The overarching priorities at Charter that everyone in the company is driving toward are to continue to improve the end-to-end customer experience and increase loyalty, grow revenues through accelerated product sales and services, enhance operational and capital effectiveness, and equally as important is continuing to develop our employees. Engineering and technology organization priorities revolve around company goals. We will focus on driving more efficient and better use of our network resources and simplify our network architecture to help improve operational readiness to support new products and applications.
However, our top priority is to continue expanding our telephone footprint throughout all of our markets. Also as important is preparing for the digital transition and the efficient mining of our bandwidth. To that end, we will expand our simulcast/simultrans (all digital) markets, employ switched digital video (SDV) technology, prepare for DOCSIS 3.0 migration, and explore advanced codec deployment.
Are there any particular technical strengths at Charter that you aim to leverage?
An area that stands out to me as most impressive at Charter is our engineering talent. Especially in the three Divisions, our ability to react and move quickly to implement technical and engineering initiatives is quite remarkable. My aim is to leverage those talents to help us achieve our goals. Charter was an early pioneer of simulcast/simultrans deployment, and the industry learned a lot from that experience.
It is also important to point out that, overall, our network is competitively ready and in good shape. We will capitalize and hone those assets to help drive for continued growth in the triple-play bundle as well as commercial services.
At Cable-Tec Expo in Denver, you advocated for DOCSIS 3.0. Is that technology emerging quickly enough for you?
Jointly with CableLabs we have made a lot of progress since then. The specifications have been published to the supplier community. Also, we MSOs have had active discussions with all of the vendors in that space, including chipset manufacturers, CPE and CMTS suppliers to help advance the development of all DOCSIS 3.0 equipment. We have had an opportunity to communicate our priorities for products’ road map development. In addition, we did a better job in communicating our transition plans for DOCSIS 3.0 as it relates to any interim pre-DOCSIS 3.0 solution that may be required for competitive reasons.

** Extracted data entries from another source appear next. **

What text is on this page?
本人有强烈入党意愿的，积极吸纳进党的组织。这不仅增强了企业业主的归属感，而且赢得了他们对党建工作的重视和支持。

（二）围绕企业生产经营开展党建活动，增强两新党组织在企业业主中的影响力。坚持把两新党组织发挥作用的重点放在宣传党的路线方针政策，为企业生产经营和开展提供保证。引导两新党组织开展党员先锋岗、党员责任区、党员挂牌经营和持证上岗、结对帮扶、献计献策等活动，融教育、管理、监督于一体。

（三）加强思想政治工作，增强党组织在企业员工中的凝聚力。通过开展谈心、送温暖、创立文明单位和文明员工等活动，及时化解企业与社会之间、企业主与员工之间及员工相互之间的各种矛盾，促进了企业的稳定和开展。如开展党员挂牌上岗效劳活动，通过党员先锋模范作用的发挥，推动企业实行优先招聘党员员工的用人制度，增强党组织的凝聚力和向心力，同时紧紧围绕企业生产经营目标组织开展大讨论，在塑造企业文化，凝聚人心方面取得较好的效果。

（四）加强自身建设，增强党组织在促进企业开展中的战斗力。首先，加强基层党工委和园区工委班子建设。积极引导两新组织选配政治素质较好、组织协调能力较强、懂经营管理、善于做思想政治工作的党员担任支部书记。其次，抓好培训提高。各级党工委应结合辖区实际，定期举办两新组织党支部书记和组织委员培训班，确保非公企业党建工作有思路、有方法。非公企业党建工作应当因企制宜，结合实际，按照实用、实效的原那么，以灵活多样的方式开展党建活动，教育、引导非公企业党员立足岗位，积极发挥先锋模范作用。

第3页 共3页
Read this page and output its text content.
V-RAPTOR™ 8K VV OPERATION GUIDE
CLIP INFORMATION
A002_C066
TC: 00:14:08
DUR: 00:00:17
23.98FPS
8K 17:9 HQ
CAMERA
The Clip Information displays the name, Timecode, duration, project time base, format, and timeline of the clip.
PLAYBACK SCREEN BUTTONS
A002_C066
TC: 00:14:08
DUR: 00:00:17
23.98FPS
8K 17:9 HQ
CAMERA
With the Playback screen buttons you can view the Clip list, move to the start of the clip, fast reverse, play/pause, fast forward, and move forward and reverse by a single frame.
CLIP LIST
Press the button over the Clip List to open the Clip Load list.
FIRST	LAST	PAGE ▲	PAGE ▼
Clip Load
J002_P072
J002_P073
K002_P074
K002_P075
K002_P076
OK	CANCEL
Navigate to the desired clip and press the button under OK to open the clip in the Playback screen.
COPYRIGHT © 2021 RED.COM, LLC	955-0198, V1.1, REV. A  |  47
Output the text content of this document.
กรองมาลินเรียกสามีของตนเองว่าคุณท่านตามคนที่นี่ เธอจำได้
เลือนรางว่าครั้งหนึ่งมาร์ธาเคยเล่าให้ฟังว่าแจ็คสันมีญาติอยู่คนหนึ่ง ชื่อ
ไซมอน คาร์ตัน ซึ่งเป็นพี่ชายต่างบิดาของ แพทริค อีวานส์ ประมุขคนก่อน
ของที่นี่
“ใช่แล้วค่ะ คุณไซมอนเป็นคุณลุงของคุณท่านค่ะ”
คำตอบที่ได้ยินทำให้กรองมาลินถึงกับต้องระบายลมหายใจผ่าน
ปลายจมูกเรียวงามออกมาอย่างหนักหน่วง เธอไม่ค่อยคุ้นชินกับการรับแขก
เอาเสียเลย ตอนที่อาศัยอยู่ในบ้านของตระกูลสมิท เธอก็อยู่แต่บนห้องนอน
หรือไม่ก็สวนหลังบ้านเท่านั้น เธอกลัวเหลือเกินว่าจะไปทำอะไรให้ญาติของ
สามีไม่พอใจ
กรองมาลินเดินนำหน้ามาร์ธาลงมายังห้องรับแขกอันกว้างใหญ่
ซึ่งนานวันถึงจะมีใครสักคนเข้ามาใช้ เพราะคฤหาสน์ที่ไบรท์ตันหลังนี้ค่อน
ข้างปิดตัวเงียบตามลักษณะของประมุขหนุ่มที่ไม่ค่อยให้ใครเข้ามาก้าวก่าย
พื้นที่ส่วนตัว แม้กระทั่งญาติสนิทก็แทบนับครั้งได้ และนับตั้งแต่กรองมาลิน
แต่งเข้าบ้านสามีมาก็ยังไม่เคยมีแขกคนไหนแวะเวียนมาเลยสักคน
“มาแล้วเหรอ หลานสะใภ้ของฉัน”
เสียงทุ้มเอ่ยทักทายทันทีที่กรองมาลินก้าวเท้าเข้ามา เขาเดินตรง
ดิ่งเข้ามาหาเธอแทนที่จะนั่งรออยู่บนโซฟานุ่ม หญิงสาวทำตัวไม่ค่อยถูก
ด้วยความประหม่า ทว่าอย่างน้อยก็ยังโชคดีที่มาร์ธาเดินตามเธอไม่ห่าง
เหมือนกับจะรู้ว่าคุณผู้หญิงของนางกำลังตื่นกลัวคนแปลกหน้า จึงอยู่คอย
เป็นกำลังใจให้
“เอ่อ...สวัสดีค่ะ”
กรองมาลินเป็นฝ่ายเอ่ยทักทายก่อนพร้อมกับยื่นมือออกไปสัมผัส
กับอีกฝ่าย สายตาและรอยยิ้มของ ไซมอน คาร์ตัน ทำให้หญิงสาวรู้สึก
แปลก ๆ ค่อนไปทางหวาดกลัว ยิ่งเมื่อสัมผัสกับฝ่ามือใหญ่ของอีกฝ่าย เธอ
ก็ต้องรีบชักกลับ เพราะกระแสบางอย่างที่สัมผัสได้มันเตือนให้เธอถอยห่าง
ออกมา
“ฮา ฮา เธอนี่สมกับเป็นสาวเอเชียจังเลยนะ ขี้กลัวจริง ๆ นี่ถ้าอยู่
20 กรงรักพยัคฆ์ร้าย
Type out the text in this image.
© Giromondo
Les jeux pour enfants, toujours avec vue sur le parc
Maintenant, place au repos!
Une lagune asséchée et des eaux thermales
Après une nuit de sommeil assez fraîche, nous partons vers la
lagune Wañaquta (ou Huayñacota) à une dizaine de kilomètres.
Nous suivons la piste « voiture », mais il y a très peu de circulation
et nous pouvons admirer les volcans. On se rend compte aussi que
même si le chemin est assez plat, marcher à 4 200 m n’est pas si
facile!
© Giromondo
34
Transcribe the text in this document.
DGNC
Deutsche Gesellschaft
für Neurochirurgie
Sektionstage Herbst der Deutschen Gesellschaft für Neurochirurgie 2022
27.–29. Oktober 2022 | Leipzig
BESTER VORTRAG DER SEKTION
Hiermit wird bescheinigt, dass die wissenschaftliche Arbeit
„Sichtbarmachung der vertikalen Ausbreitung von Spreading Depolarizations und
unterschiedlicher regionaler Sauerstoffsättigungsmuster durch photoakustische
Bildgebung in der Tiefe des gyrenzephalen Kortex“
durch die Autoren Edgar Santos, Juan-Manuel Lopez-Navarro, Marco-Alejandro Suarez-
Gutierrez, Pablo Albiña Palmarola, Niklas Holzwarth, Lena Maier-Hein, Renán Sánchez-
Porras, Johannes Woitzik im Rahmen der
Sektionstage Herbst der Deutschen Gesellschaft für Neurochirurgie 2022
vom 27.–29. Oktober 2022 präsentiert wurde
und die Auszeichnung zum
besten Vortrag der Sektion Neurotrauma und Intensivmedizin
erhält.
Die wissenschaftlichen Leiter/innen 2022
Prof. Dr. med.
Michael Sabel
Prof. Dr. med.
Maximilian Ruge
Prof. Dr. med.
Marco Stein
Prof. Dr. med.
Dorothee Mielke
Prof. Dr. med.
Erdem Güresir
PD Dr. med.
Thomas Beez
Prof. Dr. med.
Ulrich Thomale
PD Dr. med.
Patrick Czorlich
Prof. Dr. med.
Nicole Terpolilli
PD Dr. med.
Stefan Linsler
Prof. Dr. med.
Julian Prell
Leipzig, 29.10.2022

What’s your view of the competition?
Competition continues to intensify in our industry; however, it is not a new concept for us. We take all of our competitors very seriously, and I am sure they view us in the same way. We have had success in competing with satellite providers through the rollout of the bundle and continue to have a superior a high-speed Internet product over DSL. Our telephone product is growing at a remarkable pace. I am also confident that in a level playing field our HFC network will do very well against any FTTP service providers.
How much of a technical stretch do you think it will be to accelerate Charter’s business services unit?
I do not believe that it is a matter of a technical stretch to accelerate commercial business growth. Charter has seen tremendous success in growing this area of our business in the past few years. Our fiber and DOCSIS solutions for small and medium-size businesses continue to lead healthy revenue and unit growth. We have recently added another product in the area of commercial VoIP, capitalizing on our softswitches infrastructure from the residential platform. I believe it is matter of competing resources for all the priorities we have as a company and will find ways to continue to balance them as we manage our business needs.